No ARM processor errors.
No Extlog errors.
No devlink errors.
No disk errors.
MCE events:
1 .. error: Corrected error, no action required., CPU 2, bank Unified Memory Controller (bank=21), mcg mcgstatus=0, mci Error_overflow CECC, memory_channel=0,csrow=2, mcgcap=0x0000011d, status=0xdc2040000400011b, addr=0x7d41b7940, misc=0xd01a000601000000, walltime=0x6506e4a4, cpuid=0x00a60f12, bank=0x00000015
2 .. error: Corrected error, no action required., CPU 2, bank Unified Memory Controller (bank=21), mcg mcgstatus=0, mci Error_overflow CECC, memory_channel=0,csrow=2, mcgcap=0x0000011d, status=0xdc2040000400011b, addr=0x7ddc36140, misc=0xd01a001301000000, walltime=0x6506e852, cpuid=0x00a60f12, bank=0x00000015
3 .. error: Corrected error, no action required., CPU 2, bank Unified Memory Controller (bank=21), mcg mcgstatus=0, mci Error_overflow CECC, memory_channel=0,csrow=2, mcgcap=0x0000011d, status=0xdc2040000400011b, addr=0x7de7b7040, misc=0xd01a000601000000, walltime=0x650828b1, cpuid=0x00a60f12, bank=0x00000015
4 .. error: Corrected error, no action required., CPU 2, bank Unified Memory Controller (bank=21), mcg mcgstatus=0, mci Error_overflow CECC, memory_channel=0,csrow=2, mcgcap=0x0000011d, status=0xdc2040000400011b, addr=0x7df237a40, misc=0xd01a002401000000, walltime=0x65082d99, cpuid=0x00a60f12, bank=0x00000015
5 .. error: Corrected error, no action required., CPU 2, bank Unified Memory Controller (bank=21), mcg mcgstatus=0, mci Error_overflow CECC, memory_channel=0,csrow=2, mcgcap=0x0000011d, status=0xdc2040000400011b, addr=0x7d48b6140, misc=0xd01a000701000000, walltime=0x65082fbc, cpuid=0x00a60f12, bank=0x00000015
6 .. error: Corrected error, no action required., CPU 2, bank Unified Memory Controller (bank=21), mcg mcgstatus=0, mci Error_overflow CECC, memory_channel=0,csrow=2, mcgcap=0x0000011d, status=0xdc2040000400011b, addr=0x7e6c37b00, misc=0xd01a000901000000, walltime=0x65083230, cpuid=0x00a60f12, bank=0x00000015
7 .. error: Corrected error, no action required., CPU 2, bank Unified Memory Controller (bank=21), mcg mcgstatus=0, mci Error_overflow CECC, memory_channel=0,csrow=2, mcgcap=0x0000011d, status=0xdc2040000400011b, addr=0x7de437d00, misc=0xd01a000201000000, walltime=0x65083bd5, cpuid=0x00a60f12, bank=0x00000015
And here is more info that it’s about DRAM ECC error
:
$ journalctl | grep -i "ecc e"
*** rasdaemon[807]: <...>-7 [000] ..... 0.000031 mce_record ** Unified Memory Controller (bank=21), status= dc2040000400011b, Corrected error, no action required., mci=Error_overflow CECC, mca= DRAM ECC error.

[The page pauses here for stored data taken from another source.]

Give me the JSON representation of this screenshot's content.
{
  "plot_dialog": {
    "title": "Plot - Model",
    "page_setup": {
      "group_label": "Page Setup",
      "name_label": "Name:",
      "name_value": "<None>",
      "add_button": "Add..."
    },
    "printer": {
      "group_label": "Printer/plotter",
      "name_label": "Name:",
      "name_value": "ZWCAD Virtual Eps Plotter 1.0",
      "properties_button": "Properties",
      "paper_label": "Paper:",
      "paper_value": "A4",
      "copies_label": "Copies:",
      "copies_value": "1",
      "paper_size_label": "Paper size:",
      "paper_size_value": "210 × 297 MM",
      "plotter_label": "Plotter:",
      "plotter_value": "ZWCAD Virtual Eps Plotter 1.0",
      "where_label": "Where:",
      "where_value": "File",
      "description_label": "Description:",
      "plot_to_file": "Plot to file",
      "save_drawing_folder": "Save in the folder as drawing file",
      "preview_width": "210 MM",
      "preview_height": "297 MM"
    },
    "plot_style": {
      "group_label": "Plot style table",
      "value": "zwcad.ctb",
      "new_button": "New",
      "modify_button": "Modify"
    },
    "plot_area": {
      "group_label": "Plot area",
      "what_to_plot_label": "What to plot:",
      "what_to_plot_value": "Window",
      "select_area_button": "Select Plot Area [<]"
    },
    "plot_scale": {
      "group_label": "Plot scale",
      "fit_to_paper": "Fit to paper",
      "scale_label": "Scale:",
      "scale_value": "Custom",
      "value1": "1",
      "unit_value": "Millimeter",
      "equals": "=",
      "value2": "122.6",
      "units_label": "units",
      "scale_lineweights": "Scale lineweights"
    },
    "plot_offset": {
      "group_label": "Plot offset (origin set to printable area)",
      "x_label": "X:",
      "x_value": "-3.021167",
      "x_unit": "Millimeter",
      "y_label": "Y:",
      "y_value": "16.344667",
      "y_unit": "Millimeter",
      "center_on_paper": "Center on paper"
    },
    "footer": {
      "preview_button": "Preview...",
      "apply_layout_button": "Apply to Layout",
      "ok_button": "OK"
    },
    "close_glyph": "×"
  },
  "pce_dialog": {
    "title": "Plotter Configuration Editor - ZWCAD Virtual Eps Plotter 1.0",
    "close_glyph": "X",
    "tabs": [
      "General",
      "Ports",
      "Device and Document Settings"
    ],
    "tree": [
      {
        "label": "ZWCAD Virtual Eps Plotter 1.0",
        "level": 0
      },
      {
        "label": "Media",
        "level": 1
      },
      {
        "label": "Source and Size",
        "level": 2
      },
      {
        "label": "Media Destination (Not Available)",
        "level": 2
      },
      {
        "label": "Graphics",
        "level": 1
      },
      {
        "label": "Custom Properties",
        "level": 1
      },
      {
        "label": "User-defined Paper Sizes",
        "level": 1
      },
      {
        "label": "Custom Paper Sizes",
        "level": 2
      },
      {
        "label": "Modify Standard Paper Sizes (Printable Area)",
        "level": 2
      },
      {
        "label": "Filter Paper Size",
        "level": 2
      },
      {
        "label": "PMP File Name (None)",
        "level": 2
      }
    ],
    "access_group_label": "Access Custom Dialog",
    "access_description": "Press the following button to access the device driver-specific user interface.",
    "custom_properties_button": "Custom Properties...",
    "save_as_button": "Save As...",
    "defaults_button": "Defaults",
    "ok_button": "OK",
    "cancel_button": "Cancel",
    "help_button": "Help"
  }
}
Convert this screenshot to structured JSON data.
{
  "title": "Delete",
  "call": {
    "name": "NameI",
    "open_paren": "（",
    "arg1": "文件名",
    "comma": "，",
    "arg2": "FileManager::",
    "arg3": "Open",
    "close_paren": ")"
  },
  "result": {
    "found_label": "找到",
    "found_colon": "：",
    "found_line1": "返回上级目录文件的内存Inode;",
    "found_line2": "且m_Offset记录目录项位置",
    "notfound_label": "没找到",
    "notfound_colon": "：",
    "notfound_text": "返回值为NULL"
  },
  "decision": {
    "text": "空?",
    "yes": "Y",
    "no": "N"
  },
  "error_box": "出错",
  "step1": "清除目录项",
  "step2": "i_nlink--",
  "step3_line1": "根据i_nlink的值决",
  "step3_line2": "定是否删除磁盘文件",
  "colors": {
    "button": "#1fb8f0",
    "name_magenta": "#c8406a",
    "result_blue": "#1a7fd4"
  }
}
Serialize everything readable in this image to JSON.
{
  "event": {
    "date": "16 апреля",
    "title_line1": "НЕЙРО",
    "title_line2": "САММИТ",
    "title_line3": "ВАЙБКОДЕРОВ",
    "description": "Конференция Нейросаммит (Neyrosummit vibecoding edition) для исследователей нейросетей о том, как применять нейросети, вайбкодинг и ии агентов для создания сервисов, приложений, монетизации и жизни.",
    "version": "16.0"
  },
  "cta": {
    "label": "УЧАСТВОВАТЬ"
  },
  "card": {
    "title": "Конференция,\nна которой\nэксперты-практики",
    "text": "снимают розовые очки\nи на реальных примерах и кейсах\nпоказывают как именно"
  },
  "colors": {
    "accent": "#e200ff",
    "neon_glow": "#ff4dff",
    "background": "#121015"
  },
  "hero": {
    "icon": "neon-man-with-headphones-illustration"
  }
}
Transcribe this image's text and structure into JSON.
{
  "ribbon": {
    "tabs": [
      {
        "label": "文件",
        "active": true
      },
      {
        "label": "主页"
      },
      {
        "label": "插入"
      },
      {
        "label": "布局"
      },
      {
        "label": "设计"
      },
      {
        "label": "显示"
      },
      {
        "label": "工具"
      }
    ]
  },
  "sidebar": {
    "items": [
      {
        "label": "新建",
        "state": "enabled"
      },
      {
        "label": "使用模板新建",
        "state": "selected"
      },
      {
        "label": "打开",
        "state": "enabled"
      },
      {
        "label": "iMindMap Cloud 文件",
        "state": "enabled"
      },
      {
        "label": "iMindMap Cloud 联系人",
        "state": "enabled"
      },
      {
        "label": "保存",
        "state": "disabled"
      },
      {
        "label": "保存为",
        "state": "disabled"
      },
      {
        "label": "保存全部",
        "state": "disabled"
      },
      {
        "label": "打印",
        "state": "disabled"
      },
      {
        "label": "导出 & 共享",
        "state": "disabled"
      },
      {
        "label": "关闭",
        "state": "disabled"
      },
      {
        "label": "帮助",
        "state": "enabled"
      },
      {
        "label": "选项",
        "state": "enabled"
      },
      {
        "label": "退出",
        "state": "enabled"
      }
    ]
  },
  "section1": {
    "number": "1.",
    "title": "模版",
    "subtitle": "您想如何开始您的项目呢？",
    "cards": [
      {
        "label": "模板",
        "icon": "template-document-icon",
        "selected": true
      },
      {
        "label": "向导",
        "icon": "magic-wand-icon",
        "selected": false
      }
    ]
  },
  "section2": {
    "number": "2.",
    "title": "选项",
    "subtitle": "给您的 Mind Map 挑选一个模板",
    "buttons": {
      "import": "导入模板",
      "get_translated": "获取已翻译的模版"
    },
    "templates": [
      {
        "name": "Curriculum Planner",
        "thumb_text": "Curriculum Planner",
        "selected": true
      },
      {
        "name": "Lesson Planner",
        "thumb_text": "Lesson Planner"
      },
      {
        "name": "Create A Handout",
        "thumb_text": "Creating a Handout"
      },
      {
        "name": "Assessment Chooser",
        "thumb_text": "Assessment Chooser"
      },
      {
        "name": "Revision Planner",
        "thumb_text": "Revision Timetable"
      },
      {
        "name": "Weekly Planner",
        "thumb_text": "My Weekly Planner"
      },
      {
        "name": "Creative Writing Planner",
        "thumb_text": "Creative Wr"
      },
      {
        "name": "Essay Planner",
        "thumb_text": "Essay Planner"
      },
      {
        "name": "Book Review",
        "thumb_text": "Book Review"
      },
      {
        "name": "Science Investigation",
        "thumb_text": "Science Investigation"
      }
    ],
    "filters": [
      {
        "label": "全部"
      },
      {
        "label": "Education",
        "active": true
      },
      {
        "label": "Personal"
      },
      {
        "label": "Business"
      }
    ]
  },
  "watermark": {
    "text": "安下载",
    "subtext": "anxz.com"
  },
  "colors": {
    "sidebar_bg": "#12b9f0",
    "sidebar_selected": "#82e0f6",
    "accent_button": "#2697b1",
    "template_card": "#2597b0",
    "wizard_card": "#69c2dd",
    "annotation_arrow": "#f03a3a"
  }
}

*** rasdaemon[807]: <...>-7 [000] ..... 0.000126 mce_record ** Unified Memory Controller (bank=21), status= dc2040000400011b, Corrected error, no action required., mci=Error_overflow CECC, mca= DRAM ECC error.
*** rasdaemon[779]: <...>-8425 [000] ..... 0.000094 mce_record ** Unified Memory Controller (bank=21), status= dc2040000400011b, Corrected error, no action required., mci=Error_overflow CECC, mca= DRAM ECC error.
*** rasdaemon[779]: <...>-15720 [000] ..... 0.000220 mce_record ** Unified Memory Controller (bank=21), status= dc2040000400011b, Corrected error, no action required., mci=Error_overflow CECC, mca= DRAM ECC error.
*** rasdaemon[799]: <...>-9 [000] ..... 0.000031 mce_record ** Unified Memory Controller (bank=21), status= dc2040000400011b, Corrected error, no action required., mci=Error_overflow CECC, mca= DRAM ECC error.
*** rasdaemon[799]: <...>-9 [000] ..... 0.000094 mce_record ** Unified Memory Controller (bank=21), status= dc2040000400011b, Corrected error, no action required., mci=Error_overflow CECC, mca= DRAM ECC error.
*** rasdaemon[790]: <...>-9 [000] ..... 0.000094 mce_record ** Unified Memory Controller (bank=21), status= dc2040000400011b, Corrected error, no action required., mci=Error_overflow CECC, mca= DRAM ECC error.
This looks like ECC error reporting is working.